Les parlementaires du NFP souhaitent bien sûr qu’un budget soit adopté. Ils et elles ont voté en novembre dernier pour la partie recettes du budget à l’Assemblée nationale, rejetée par l’alliance des macronistes, de LR et du RN. Grâce à la bataille d’amendements, elle offrait au pays 60 milliards de recettes supplémentaires, prises sur les plus riches et les grandes entreprises. La dette est due à un manque de recettes et non à trop de dépenses !

Le texte issu de la commission mixte paritaire reprend l’esprit du texte initial du gouvernement.
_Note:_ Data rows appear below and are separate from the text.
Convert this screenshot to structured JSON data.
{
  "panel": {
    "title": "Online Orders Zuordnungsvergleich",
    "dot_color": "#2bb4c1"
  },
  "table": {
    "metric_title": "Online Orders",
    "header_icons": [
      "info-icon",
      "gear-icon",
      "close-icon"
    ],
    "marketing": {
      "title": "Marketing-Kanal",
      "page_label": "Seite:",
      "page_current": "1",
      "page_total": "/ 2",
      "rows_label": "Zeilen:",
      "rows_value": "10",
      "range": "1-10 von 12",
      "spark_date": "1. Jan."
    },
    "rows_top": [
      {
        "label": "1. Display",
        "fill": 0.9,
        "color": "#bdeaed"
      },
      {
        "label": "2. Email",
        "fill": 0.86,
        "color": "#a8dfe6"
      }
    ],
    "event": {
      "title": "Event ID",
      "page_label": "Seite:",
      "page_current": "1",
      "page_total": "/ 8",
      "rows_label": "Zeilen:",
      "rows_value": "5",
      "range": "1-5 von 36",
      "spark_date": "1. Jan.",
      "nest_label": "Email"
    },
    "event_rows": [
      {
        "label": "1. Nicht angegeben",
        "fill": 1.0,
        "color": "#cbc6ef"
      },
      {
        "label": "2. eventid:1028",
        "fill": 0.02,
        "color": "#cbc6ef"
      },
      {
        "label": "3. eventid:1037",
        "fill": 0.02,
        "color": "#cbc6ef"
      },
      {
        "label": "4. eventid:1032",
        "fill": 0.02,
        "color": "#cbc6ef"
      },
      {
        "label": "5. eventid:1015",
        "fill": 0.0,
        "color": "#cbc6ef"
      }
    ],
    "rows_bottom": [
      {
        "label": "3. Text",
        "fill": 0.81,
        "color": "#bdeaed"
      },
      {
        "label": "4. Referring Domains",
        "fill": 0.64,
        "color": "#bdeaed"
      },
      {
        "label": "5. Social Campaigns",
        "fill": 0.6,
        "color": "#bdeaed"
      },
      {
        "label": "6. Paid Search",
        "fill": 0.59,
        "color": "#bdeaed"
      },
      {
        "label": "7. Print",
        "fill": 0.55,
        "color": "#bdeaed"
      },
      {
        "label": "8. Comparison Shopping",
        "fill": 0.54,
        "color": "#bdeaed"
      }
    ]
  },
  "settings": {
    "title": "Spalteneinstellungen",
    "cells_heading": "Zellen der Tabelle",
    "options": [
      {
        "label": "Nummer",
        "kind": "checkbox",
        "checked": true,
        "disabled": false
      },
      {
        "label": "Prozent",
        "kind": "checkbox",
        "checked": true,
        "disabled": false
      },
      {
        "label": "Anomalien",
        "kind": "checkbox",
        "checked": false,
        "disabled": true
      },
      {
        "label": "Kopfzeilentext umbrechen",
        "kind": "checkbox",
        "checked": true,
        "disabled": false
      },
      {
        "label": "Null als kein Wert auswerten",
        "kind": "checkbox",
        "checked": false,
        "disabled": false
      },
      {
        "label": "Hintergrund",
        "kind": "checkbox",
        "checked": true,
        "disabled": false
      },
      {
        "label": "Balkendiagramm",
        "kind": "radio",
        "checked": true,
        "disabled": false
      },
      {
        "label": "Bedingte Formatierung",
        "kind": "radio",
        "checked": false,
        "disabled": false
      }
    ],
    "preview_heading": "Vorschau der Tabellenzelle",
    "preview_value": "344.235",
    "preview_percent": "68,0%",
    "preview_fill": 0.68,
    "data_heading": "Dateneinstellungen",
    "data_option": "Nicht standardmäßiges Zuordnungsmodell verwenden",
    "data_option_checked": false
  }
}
C’est un budget qui préserve les cadeaux aux plus riches, sabre dans la dépense publique, pénalisant toutes et tous, et attaque durement les plus démuni·es en coupant le budget de l’AME (aide médicale d’État).

Nous ne pouvons accepter un budget qui piétine le vote des électrices et électeurs qui ont dit leur refus de la poursuite de la politique austéritaire de Macron et ont élu une Assemblée très majoritairement favorable à l’abrogation de la réforme des retraites. Le point de blocage tient dans le refus des macronistes d’accepter leur défaite et de changer de politique.

Il tient dans leur choix de tout faire, jusqu’à remettre leur destin entre les mains de l’extrême droite, jusqu’à user de tous les rouages antidémocratiques de la Ve République, pour ne pas appliquer les mesures de gauche portées par le programme du NFP. Ce que nous portons est pourtant élémentaire : un budget doit avant tout répondre aux besoins sociaux et à l’urgence écologique.

Ces besoins sont simples : pouvoir vivre en bonne santé sans se tuer au travail, et donc pouvoir profiter de sa retraite, ce qui suppose d’abroger la réforme inique imposée par Mme Borne par 49.3. Avoir accès à des soins de bonne qualité avec des soignants en effectif suffisant, à une éducation gratuite et de qualité pour nos enfants, à des services publics sur tous les territoires. Pouvoir se loger toutes et tous, dignement, sans y laisser plus d’un tiers de ses revenus. Prendre en compte l’urgence climatique et engager une bifurcation de notre mode de vie et de production pour préserver notre écosystème. Soutenir une trajectoire vers 100 % énergies renouvelables, soutenir le fret ferroviaire, l’agriculture paysanne et bio et donner les moyens à la rénovation énergétique du bâti.

Notre rôle en tant que parlementaires est de composer un budget qui réponde à ces besoins et urgences, et de trouver pour cela un financement juste, qui donc prenne bien plus aux plus riches, dont la fortune a doublé depuis 2017 et même quadruplé pour leur porte-parole Bernard Arnault. Entre défendre l’intérêt général ou celui de Bernard Arnault et ses amis, le gouvernement semble persister dans son choix. Nous n’aurons donc pas d’autre choix que de le censurer.